America deserves to know the full extent of the Wall Street racket that was and to a large extent still is facilitated by the regulatory incest between Wall Street and Washington. Will this hearing be a start, a finish, or merely a pit stop along the way?

LD

  • candymarl

    Why does Ms. Schapiro still have a job? She admitted that she was informed about Madoff in front of Congress and did nothing. Why wasn’t she fired? Guess she knows the right people.

  • http://www.sonicninjakitty.wordpress.com Sonic Ninja Kitty

    Thank you for this post, LD!

    The government-special interest connection is ruining our country. I don’t say ‘business’ because not ALL businesses are in on the scamming. Mid and small sized companies rarely have this type of influence. Additionally, a special interest can be another country.

    Ban lobbyists. Fix campaign financing. Clean out congress and start over with new representatives. They should represent the PEOPLE of the US, not special interests.

  • creeper

    The problem with arguing that Madoff’s investors should be covered lies here:

    The cash and securities – such as stocks and bonds – held by a customer at a financially troubled brokerage firm are protected by SIPC.

    There never were any securities to cover. The investors just handed their money over to Madoff with seemingly no documentation of where it had gone. Where it went, as with all Ponzi schemes, was to pay off the earliest investors.

  • creeper

    Hmmm…sorry, I missed the reference to “cash”. I suppose on that basis Madoff’s victims could make a case for recovery.

    They sure can’t make a case for intelligent investing.

  • Docelder

    It was intended it sounds like to cover investor monies held until they were invested, or monies from stocks sold and not yet transferred in the event the legitimate firm went out of business and outstanding transactions were in the pipeline. Did it ever anticipate fraud? Certainly not on this scale, but ever. I think this is the question… is or was fraud covered?

  • RICHARD FRIEDMAN

    creeper: understandably, you cannot just view this video and have a complete understanding of all the issues. Please be aware that part of the SIPA statute makes reference to the “legitimate expectations” of the investor based upon their receiving confirmation of the purchases of actual (as opposed to fictitious) securities. The customers had every right to believe that Madoff was purchasing actual securities as evidenced in their statements and by the SEC stating numerous times that Madoff was clean. The fact that he never bought actual securities is irrelevant.
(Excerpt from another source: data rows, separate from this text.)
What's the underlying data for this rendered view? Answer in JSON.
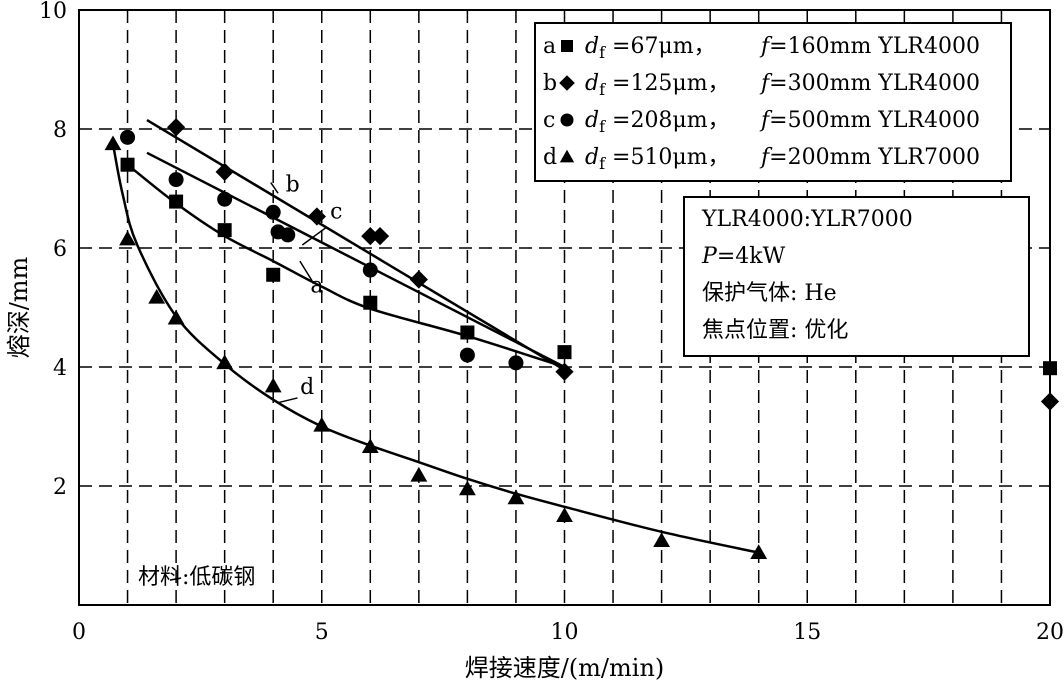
{
  "chart_data": {
    "type": "scatter",
    "xlabel": "焊接速度/(m/min)",
    "ylabel": "熔深/mm",
    "xlim": [
      0,
      20
    ],
    "ylim": [
      0,
      10
    ],
    "x_ticks": [
      0,
      5,
      10,
      15,
      20
    ],
    "y_ticks": [
      2,
      4,
      6,
      8,
      10
    ],
    "grid": true,
    "legend_position": "top-right",
    "series": [
      {
        "id": "a",
        "marker": "square",
        "legend": {
          "letter": "a",
          "d_symbol": "d",
          "d_sub": "f",
          "d_value": " =67μm，",
          "f_symbol": "f",
          "f_value": "=160mm YLR4000"
        },
        "points": [
          [
            1,
            7.4
          ],
          [
            2,
            6.78
          ],
          [
            3,
            6.3
          ],
          [
            4,
            5.55
          ],
          [
            6,
            5.08
          ],
          [
            8,
            4.58
          ],
          [
            10,
            4.25
          ],
          [
            20,
            3.98
          ]
        ],
        "fit": [
          [
            1,
            7.4
          ],
          [
            2,
            6.75
          ],
          [
            3,
            6.2
          ],
          [
            4,
            5.78
          ],
          [
            5,
            5.35
          ],
          [
            6,
            4.98
          ],
          [
            8,
            4.52
          ],
          [
            10,
            4.0
          ]
        ]
      },
      {
        "id": "b",
        "marker": "diamond",
        "legend": {
          "letter": "b",
          "d_symbol": "d",
          "d_sub": "f",
          "d_value": " =125μm，",
          "f_symbol": "f",
          "f_value": "=300mm YLR4000"
        },
        "points": [
          [
            2,
            8.03
          ],
          [
            3,
            7.28
          ],
          [
            4.9,
            6.53
          ],
          [
            6,
            6.2
          ],
          [
            6.2,
            6.2
          ],
          [
            7,
            5.47
          ],
          [
            10,
            3.92
          ],
          [
            20,
            3.42
          ]
        ],
        "fit": [
          [
            1.4,
            8.15
          ],
          [
            10,
            3.95
          ]
        ]
      },
      {
        "id": "c",
        "marker": "circle",
        "legend": {
          "letter": "c",
          "d_symbol": "d",
          "d_sub": "f",
          "d_value": " =208μm，",
          "f_symbol": "f",
          "f_value": "=500mm YLR4000"
        },
        "points": [
          [
            1,
            7.86
          ],
          [
            2,
            7.15
          ],
          [
            3,
            6.82
          ],
          [
            4,
            6.6
          ],
          [
            4.1,
            6.27
          ],
          [
            4.3,
            6.22
          ],
          [
            6,
            5.63
          ],
          [
            8,
            4.2
          ],
          [
            9,
            4.07
          ]
        ],
        "fit": [
          [
            1.4,
            7.6
          ],
          [
            10,
            4.0
          ]
        ]
      },
      {
        "id": "d",
        "marker": "triangle",
        "legend": {
          "letter": "d",
          "d_symbol": "d",
          "d_sub": "f",
          "d_value": " =510μm，",
          "f_symbol": "f",
          "f_value": "=200mm YLR7000"
        },
        "points": [
          [
            0.7,
            7.75
          ],
          [
            1,
            6.15
          ],
          [
            1.6,
            5.17
          ],
          [
            2,
            4.82
          ],
          [
            3,
            4.07
          ],
          [
            4,
            3.68
          ],
          [
            5,
            3.02
          ],
          [
            6,
            2.66
          ],
          [
            7,
            2.18
          ],
          [
            8,
            1.95
          ],
          [
            9,
            1.8
          ],
          [
            10,
            1.5
          ],
          [
            12,
            1.08
          ],
          [
            14,
            0.88
          ]
        ],
        "fit": [
          [
            0.7,
            7.75
          ],
          [
            0.9,
            6.9
          ],
          [
            1.2,
            6.05
          ],
          [
            2,
            4.85
          ],
          [
            3,
            4.05
          ],
          [
            4,
            3.45
          ],
          [
            5,
            3.0
          ],
          [
            6,
            2.68
          ],
          [
            7,
            2.4
          ],
          [
            8,
            2.12
          ],
          [
            9,
            1.87
          ],
          [
            10,
            1.65
          ],
          [
            12,
            1.23
          ],
          [
            14,
            0.88
          ]
        ]
      }
    ],
    "curve_labels": [
      {
        "text": "a",
        "x": 4.9,
        "y": 5.25,
        "leader": [
          [
            4.8,
            5.45
          ],
          [
            4.55,
            5.78
          ]
        ]
      },
      {
        "text": "b",
        "x": 4.4,
        "y": 6.95,
        "leader": [
          [
            4.1,
            6.92
          ],
          [
            3.95,
            7.1
          ]
        ]
      },
      {
        "text": "c",
        "x": 5.3,
        "y": 6.5,
        "leader": [
          [
            5.1,
            6.35
          ],
          [
            4.6,
            6.05
          ]
        ]
      },
      {
        "text": "d",
        "x": 4.7,
        "y": 3.55,
        "leader": [
          [
            4.5,
            3.48
          ],
          [
            4.1,
            3.4
          ]
        ]
      }
    ],
    "info_box": {
      "line1": "YLR4000:YLR7000",
      "line2_symbol": "P",
      "line2_value": "=4kW",
      "line3": "保护气体: He",
      "line4": "焦点位置:  优化"
    },
    "annotation": "材料:低碳钢"
  }
}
That is the purpose of SIPC to protect people when something like that happens. The purpose of the SIPA act was to make the American investor protected when leaving their securities with the broker/dealer in street name. That is why SIPC is covering securities, even though none were purchased.

    The cruel irony of all of this is that without the SIPA Act, what Madoff did could never have happened in the first place. While SIPC was created to protect investors, its very creation was the catalyst which allowed Madoff to create his scheme in the first place.

  • Scott

    Never underestimate the creativity and duplicity of con artists. They will do anything to separate you from your money and securities. In one case, a group of fraudsters created a fake mirror image of the Securities Investor Protection Corporation (SIPC)’s website and used the “look-alike” site to mislead investors.
    In order to warn investors about this scam, SIPC issued a press release which exposed a fictitious entity known as the International Brokers Association. The IBA website mimics almost exactly the look, feel, and content of SIPC’s website – with one notable exception. In the “members” area of the SIPC website, investors can confirm whether a brokerage firm is a member of SIPC by doing a search against the SIPC database. The IBA website, by contrast, simply lists IBA’s supposed members. Included among IBA’s members are fraudulent firms that do not appear on SIPC’s membership list and that are not registered with either the SEC or FINRA.